Thursday, June 10, 2010

Praying for Fred Phelps

One of the more difficult things that Jesus tells us we are to do is, "love your enemies and pray for those who persecute you" (Matt 5:43). I don't think this means that we pray for vengeance either, but that we pray for some sense of realization that we're all children of God and all have some investment in each other. It's not hard to love those who love us - at least not most of the time - but to love someone who hates you, WOW.

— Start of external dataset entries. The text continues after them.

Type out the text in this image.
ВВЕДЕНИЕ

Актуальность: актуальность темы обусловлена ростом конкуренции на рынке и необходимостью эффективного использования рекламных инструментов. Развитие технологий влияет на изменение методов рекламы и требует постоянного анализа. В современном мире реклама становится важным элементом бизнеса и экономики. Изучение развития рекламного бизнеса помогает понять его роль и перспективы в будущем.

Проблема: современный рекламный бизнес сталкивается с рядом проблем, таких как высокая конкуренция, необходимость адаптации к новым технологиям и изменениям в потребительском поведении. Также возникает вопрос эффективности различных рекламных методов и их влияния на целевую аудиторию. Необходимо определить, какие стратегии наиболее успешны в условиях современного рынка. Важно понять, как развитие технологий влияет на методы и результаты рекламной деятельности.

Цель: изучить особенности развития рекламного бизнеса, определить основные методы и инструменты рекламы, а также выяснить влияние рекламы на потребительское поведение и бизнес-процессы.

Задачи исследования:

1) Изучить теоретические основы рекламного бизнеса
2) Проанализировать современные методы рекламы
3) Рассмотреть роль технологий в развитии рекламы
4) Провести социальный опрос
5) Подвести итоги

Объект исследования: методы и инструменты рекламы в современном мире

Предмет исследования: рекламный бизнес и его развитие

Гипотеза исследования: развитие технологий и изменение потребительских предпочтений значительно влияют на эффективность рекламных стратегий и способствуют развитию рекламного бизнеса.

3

Love is a complicated thing - there are many different types of love, levels of it, so just how far do we have to go? For me personally, as a woman in love with another woman, Fred Phelps is pretty much as vociferous enemy as I get. This is the founder of Westboro Baptist Church who sets up websites and pickets colleges, churches, and military funerals in the name of decrying America's biggest sin in allowing homosexuality. Regardless of your feeling on homosexuality, what this man has been doing has been causing a lot of emotional reactions all across the country and the Supreme Court will be hearing the case about their military funeral protests. (Is it free speech or do states have the right to make their protests illegal? Can't wait to see how that turns out...) This man has picketed my seminary and my local church, so this isn't just something that I've heard about in the news. A local film student did a documentary on his church (it's available on Netflix and is called "Fall from Grace" - I recommend it) and when you hear him speak and you hear his children (who are adults and the next leaders of the church) you will be amazed at their conviction and their passion. On some level, I have to respect them for that. Many people don't know what they believe, let alone why they believe it or have a belief that's strong enough to share with anyone else.

So what do I do with this man and his family? How do I love him? Respecting him for his conviction isn't really love, and I'm not sure that calling him a human being, acknowledging his sacred worth (oh, what a spin on that term!) is quite enough either. I'm supposed to pray for him. What do I pray for? That he comes to a realization that his hatred is wrong? That he stop picketing military funerals? That he keeps living so his kids don't take over quite yet (since they're even more radical in their beliefs and practices)? Somehow none of that seems to be enough... I feel like I somehow have to get to a place where I can sincerely pray for him to be happy and find a sense of peace and know that he is loved by God. And then I have to realize that God DOES love him, as much as God loves me. And then I have to pray for myself, to be okay with that and not feel like it's unfair. What do you pray for?


Kory Wilcox said...

Hey Mandy- it was great to meet you at MOAC. Thanks for your Rain Barrel tips. I'm trying to get the ball rolling on that. Haven't found out anything from our ReStore yet, but I'm working on it. And I'm not stalking you by the way - I saw this post title come up in Andy Bryan's blog subscriptions and I was intrigued.

I have a hard time with Freddy myself. I have to remember that while Jesus told us to love and pray for our enemies, he also spent some time shaming the "keepers of the law" in the "church" of his day who apparently failed to understand the heart of the law they purported to keep. Did he love them? I'm pretty sure he did! And yet he always seemed to call their bluff, force their hand.

Personally, I am delighted by the groups of people who have taken subversive action against WB protests by physically walling them out with a thick crowd of people. Instead of telling them they are not welcome, they are simply preventing them from coming in the first place. It's like Jesus asking questions to get out of sticky situations. There's nothing wrong with it, and it seems to be really effective.

Still, Fred Phelps is a child of God, loved by God, and I try my best to extend to him forgiveness and grace in the name of Jesus whenever he comes up in my journey. But we have been taught to know the tree by its fruit, and I've learned that no measure of MY loving or forgiving a fig tree is going to make it bear olives in the end. So, while I continue to struggle with love and grace, like we all do, I am afforded some solace in the understanding that Freddy and I are two entirely different trees.

revhipchick said...

good questions...I pray that one day Fred and especially his children (i'm totally with you, they are far more frightening than he is)that they may come to know personally the transformative power of Christ. that's the best i can hope for any of us--what happens with that transformation, well that's up to God.

the thing that wigs me out is listening to some (just some) of the things his son says and know that i agree with him--even though we are usually on opposite ends of the spectrum (thank goodness!)

i'm thrilled to read your posts again!